Após comprar uma câmera 16 mm Keystone, instrumento que o habilitou a compor filmes caseiros, aprendeu a técnica cinematográfica de forma autodidata, fazendo com que se iniciasse na realização de documentários e curtas, como ‘Tambaú’, e ‘Cidade dos Milagres’, época em que frequenta o Seminário de Cinema do Museu de Arte de São Paulo (Masp).

Atuando como cinegrafista, produz cinerreportagens e filmes institucionais encomendados para o governo do estado de São Paulo, enquanto, concomitantemente à sofisticação de sua visão criativa, se engaja com os realizadores da Boca, amoldando seu impulsionamento mais forte na vertente da ficção. 

Aliás, sua multitude funcional é elencada no site IMDB, (Internet Movie Data Base), tendo em vista que Candeias teria exercido as funções de diretor, roteirista, produtor, ator, diretor de fotografia, cinegrafista, editor, diretor e gerente de produção, desenhista de cenários figurino, diretor de segunda unidade e fotógrafo de cena.

Já foi escrito que os artistas brasileiros, os quais digladiam-se com as carências rotineiras, usam a falta de recursos como elemento de motivação e composição de criação, e, a partir dessa visão, compõe-se uma das principais característica da marginalia fílmica nacional.

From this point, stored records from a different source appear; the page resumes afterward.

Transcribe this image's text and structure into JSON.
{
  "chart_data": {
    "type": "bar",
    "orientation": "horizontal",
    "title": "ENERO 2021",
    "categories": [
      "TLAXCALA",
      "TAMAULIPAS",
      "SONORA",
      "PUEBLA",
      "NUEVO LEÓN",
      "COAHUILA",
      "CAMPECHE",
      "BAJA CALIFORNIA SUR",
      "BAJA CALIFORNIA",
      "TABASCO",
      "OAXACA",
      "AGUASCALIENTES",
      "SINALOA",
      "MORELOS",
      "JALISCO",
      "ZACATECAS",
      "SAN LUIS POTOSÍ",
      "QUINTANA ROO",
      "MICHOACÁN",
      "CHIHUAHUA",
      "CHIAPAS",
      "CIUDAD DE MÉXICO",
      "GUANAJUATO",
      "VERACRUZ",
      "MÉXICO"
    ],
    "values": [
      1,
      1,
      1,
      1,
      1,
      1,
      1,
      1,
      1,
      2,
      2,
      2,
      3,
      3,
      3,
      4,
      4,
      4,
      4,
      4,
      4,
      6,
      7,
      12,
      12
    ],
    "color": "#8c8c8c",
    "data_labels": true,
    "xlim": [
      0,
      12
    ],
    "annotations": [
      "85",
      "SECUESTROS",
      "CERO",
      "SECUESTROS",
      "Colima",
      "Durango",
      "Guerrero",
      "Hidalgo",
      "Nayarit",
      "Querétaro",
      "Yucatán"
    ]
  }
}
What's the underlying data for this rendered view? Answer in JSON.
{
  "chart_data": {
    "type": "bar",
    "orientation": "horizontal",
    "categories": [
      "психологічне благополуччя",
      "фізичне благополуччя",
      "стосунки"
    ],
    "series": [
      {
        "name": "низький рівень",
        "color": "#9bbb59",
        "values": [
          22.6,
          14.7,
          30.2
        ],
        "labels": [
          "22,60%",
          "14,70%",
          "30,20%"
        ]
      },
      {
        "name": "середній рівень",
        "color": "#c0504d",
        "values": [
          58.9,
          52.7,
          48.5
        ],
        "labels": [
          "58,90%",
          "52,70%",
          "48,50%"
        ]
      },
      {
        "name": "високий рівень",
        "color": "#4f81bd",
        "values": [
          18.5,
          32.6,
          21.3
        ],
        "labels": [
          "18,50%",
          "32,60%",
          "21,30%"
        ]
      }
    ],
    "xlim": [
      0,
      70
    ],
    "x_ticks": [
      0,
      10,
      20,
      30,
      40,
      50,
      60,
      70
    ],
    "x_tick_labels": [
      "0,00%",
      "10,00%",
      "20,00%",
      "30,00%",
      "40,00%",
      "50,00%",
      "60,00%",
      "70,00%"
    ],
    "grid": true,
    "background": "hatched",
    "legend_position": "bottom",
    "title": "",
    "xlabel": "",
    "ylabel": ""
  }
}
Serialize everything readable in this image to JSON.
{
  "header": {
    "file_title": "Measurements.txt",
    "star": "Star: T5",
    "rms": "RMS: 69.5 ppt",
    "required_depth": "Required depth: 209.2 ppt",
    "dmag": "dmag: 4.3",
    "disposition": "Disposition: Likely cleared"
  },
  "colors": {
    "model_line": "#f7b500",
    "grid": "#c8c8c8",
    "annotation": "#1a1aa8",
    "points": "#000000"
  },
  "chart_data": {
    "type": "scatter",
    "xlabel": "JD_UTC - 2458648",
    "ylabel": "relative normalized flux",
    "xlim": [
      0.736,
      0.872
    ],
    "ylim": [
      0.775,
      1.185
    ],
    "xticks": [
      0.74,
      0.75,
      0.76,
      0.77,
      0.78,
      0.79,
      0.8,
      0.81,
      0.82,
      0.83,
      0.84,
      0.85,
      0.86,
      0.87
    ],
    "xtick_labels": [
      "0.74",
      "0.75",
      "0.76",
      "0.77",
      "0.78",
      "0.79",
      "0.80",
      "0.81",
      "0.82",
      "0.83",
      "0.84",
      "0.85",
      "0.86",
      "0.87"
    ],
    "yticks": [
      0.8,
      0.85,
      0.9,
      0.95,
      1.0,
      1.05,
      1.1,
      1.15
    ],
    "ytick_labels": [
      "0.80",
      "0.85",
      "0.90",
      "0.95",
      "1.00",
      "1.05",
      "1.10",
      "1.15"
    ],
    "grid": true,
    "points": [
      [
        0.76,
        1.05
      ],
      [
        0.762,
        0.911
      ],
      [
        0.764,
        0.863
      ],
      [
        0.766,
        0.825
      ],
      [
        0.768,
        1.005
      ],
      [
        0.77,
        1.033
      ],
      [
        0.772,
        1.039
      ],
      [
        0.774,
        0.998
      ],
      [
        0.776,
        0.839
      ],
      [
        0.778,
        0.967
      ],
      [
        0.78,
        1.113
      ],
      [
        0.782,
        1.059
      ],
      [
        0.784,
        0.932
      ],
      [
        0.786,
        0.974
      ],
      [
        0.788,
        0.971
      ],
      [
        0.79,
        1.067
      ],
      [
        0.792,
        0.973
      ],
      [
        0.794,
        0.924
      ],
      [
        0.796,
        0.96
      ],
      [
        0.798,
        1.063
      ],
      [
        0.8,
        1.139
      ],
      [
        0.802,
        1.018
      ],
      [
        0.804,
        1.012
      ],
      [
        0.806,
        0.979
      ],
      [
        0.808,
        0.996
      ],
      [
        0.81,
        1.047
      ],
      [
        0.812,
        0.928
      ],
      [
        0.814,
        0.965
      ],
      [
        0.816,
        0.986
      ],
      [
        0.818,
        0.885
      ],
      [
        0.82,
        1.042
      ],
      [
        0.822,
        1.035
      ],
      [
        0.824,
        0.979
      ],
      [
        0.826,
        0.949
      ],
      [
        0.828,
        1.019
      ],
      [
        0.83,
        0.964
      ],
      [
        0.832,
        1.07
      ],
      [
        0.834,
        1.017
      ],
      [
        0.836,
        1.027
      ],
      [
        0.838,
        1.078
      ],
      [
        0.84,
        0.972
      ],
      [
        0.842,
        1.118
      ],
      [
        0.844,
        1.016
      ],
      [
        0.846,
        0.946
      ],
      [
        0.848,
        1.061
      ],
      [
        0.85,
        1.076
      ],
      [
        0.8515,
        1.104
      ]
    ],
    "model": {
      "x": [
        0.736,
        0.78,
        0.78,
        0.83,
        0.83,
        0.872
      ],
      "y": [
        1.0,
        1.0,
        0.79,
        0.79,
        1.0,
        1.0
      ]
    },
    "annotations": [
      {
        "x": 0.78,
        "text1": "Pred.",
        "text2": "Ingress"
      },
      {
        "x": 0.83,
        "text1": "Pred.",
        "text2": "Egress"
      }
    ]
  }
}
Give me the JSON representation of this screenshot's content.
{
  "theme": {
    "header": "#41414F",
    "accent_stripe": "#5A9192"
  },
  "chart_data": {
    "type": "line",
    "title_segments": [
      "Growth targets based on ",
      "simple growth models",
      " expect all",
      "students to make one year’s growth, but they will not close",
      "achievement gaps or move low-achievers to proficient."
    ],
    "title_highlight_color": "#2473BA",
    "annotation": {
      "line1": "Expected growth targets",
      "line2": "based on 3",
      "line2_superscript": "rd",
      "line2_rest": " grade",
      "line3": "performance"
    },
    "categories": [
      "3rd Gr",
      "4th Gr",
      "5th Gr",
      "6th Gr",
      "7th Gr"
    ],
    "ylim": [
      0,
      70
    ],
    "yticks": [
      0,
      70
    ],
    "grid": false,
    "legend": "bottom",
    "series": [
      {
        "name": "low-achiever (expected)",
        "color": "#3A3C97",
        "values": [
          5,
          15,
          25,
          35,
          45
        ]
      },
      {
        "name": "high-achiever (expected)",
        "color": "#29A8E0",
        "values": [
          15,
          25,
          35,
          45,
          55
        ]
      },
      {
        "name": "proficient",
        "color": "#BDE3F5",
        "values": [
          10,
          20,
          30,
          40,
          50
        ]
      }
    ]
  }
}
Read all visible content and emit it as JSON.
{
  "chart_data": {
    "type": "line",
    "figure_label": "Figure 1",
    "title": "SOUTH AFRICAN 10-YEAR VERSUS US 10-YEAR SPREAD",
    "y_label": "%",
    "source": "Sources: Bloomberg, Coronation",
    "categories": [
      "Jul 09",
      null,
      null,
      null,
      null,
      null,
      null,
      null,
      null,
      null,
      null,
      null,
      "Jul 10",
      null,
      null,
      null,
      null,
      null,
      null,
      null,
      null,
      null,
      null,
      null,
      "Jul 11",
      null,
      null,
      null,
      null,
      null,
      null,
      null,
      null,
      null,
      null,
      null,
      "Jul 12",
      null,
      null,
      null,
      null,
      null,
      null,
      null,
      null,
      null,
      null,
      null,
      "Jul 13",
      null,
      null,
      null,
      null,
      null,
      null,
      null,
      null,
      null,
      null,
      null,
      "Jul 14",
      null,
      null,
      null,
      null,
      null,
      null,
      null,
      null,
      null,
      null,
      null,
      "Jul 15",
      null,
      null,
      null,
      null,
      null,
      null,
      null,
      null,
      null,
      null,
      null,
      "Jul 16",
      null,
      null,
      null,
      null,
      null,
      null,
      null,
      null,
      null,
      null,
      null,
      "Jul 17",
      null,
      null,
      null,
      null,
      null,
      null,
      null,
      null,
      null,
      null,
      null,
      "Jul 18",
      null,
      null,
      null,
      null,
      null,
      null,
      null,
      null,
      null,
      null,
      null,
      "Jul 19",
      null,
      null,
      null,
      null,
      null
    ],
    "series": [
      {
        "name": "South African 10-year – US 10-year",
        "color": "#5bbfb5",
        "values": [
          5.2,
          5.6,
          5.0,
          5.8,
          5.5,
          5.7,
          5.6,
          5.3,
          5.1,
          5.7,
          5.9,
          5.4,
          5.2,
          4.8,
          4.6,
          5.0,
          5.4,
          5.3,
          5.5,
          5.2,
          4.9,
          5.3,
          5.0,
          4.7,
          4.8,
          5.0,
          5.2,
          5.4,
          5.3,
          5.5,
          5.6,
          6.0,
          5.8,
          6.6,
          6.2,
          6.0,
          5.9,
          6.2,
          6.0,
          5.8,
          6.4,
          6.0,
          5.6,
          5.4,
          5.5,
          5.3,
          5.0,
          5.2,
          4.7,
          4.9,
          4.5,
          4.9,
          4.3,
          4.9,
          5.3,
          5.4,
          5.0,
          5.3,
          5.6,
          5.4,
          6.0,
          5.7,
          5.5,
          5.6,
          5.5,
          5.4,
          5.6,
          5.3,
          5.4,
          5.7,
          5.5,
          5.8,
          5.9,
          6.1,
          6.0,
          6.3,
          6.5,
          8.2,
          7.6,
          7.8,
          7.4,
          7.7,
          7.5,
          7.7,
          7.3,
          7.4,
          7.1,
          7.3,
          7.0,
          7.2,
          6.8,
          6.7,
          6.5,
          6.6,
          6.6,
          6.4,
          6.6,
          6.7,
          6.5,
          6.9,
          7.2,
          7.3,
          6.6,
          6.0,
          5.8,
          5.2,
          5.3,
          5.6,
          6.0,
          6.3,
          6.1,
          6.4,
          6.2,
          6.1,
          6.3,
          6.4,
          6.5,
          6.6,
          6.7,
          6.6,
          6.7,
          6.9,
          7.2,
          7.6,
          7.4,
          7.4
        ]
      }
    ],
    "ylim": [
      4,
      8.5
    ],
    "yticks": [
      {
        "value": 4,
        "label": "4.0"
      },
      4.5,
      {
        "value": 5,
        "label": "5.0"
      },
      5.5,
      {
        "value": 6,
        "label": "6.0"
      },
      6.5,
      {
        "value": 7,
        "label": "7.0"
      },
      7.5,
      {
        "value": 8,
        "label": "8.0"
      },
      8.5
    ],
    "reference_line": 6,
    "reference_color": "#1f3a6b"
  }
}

Ora, a música detinha a paralela Tropicália. 

Taxado de sisudo por alguns, até mesmo ríspido por outros, o amor e sensibilidade pelo cinema são indissociáveis da própria história do realizador.

Os vetores imagéticos dos filmes de Candeias, pode-se dizer, são impulsionados por sua história pretérita como cinejornalista, viés que nunca abandonaria, sendo pertinente lembrar dos famosos curtas e média-metragens, ‘Uma Rua Chamada Triumpho’ e ‘Festa na Boca’ de 1972, pelos quais ‘passeia’ apresentando os protagonistas da locomotiva que era o cinema paulista da época, convivendo em harmonia com a zona de meretrício e criminalidade na região. O crítico de cinema Salvyano de Cavalcanti Paiva, já escreveu:

“Candeias é cineasta intuitivo, original, com raro e forte senso de imagem. A tipologia que cria é do mais absoluto realismo: seu hábito de filmar, a falta de recursos econômicos, levou-o a uma espécie de marginalismo no cinema nacional, pois não usa rebatedor, não usa maquiagem nos atores, prefere trabalhar com gente sem experiências profissionais, enfim, faz filme sem concessão ao bom tempo da época”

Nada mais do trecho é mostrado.